Есть такие вещи и события, которые, при их, казалось бы, невероятной, несокрушимой силе, - хрупки, как человеческая жизнь. Их, как и человеческую жизнь, невозможно повторить. Они до какого-то предела истончаются, слабеют, уродуются и все-таки остаются жить - с дефектом, со склеенной трещиной. Но есть то, что их убивает. И тогда уже их невозможно воссоздать, как нельзя вернуть к жизни человека. Можно родить другого человека, но это и будет другой человек.
После того сентябрьского посещения дачи, помнящей меня с детства, я так крепко вычеркнула из себя (как до этого вычеркнула - чтобы жить дальше - своего не рожденного ребенка) яблони, еще - тем горячим сентябрем - хранившие след от гамака, в котором я спала в свое последнее тольяттинское, девятнадцатое лето, и свой кабинет в малиннике в пятнадцатое лето, и совсем детскую фантазию о том, что звезды, падая ночью в сад, становятся маргаритками - что когда, наконец, можно стало вернуться, ничего из этого уже не было.

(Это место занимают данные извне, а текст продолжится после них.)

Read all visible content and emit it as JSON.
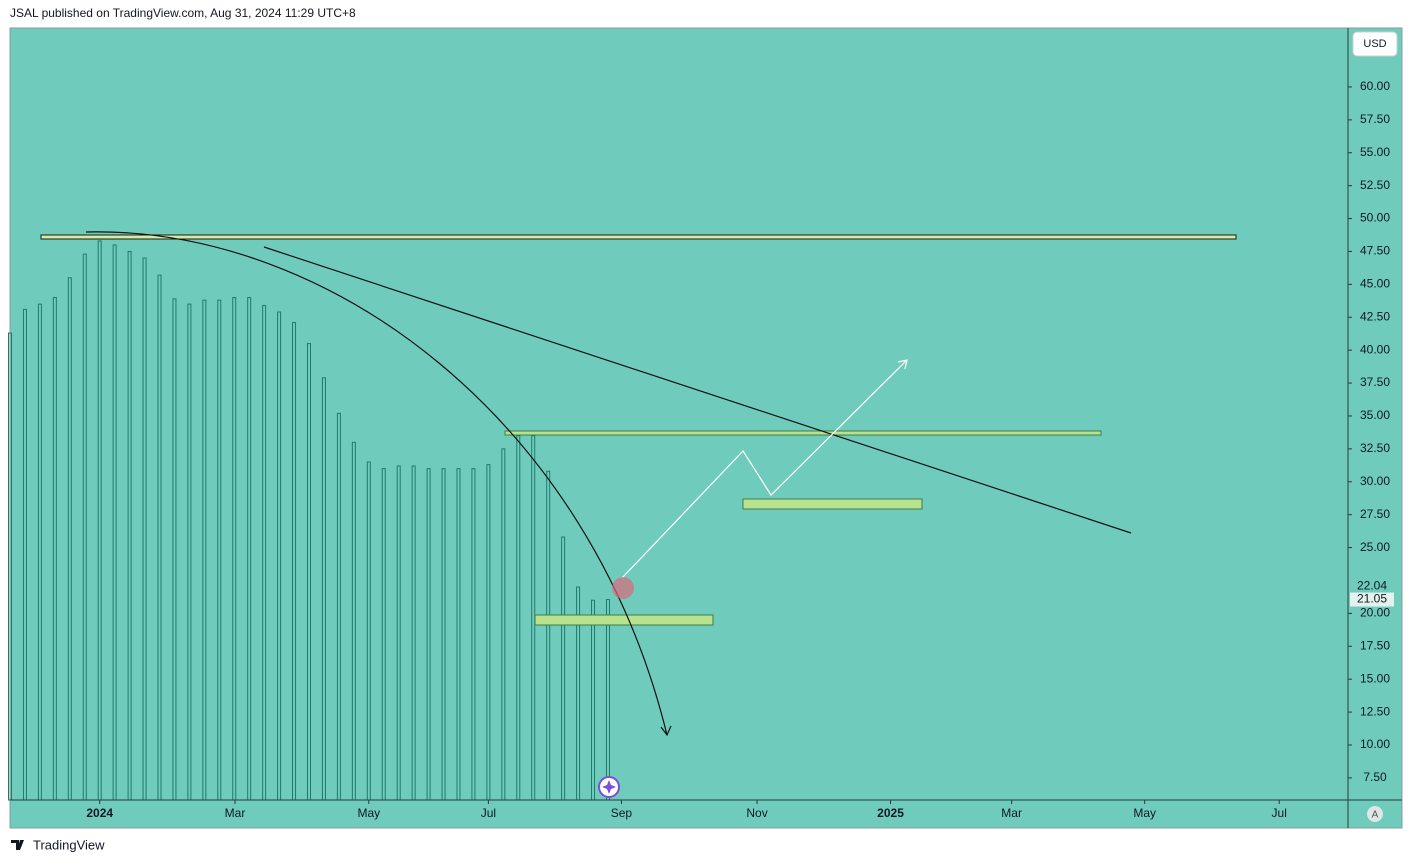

Некоторые вещи умирают, когда их называют вслух.
Свекровь, съездив весной на дачу, рассказывала нам, что осенью на даче кто-то побывал. Она полагала, что это был ее младший сын, который приезжал туда не один, а с какой-то девушкой. Мне казалось, что я не оставила после себя следов, но она, хозяйка, все же почувствовала, что был свой, и, к тому же, женщина. То, что свой и женщина - одно лицо, она даже и не предположила. Младший брат мужа, который в таких случаях отмалчивается, ничего ей не сказал; не стала рассказывать и я.
Есть у меня родственник, который из-за любой ерунды (на наш посторонний взгляд, т.к. для него это - не ерунда, а трагедия) уходит в загул или бродяжничество. Т.е., исчезает, не ставя в известность родных, а если и ставит - то запиской такого рода, что лучше бы он вовсе не оставлял записок. Возвращается он через разные интервалы времени - и, обычно, - в состоянии просветления. Мне понятен этот механизм, и я думаю иногда, почему мне самой - хватило одного раза. Может быть, я крепче.
Конец марта - начало апреля 2003.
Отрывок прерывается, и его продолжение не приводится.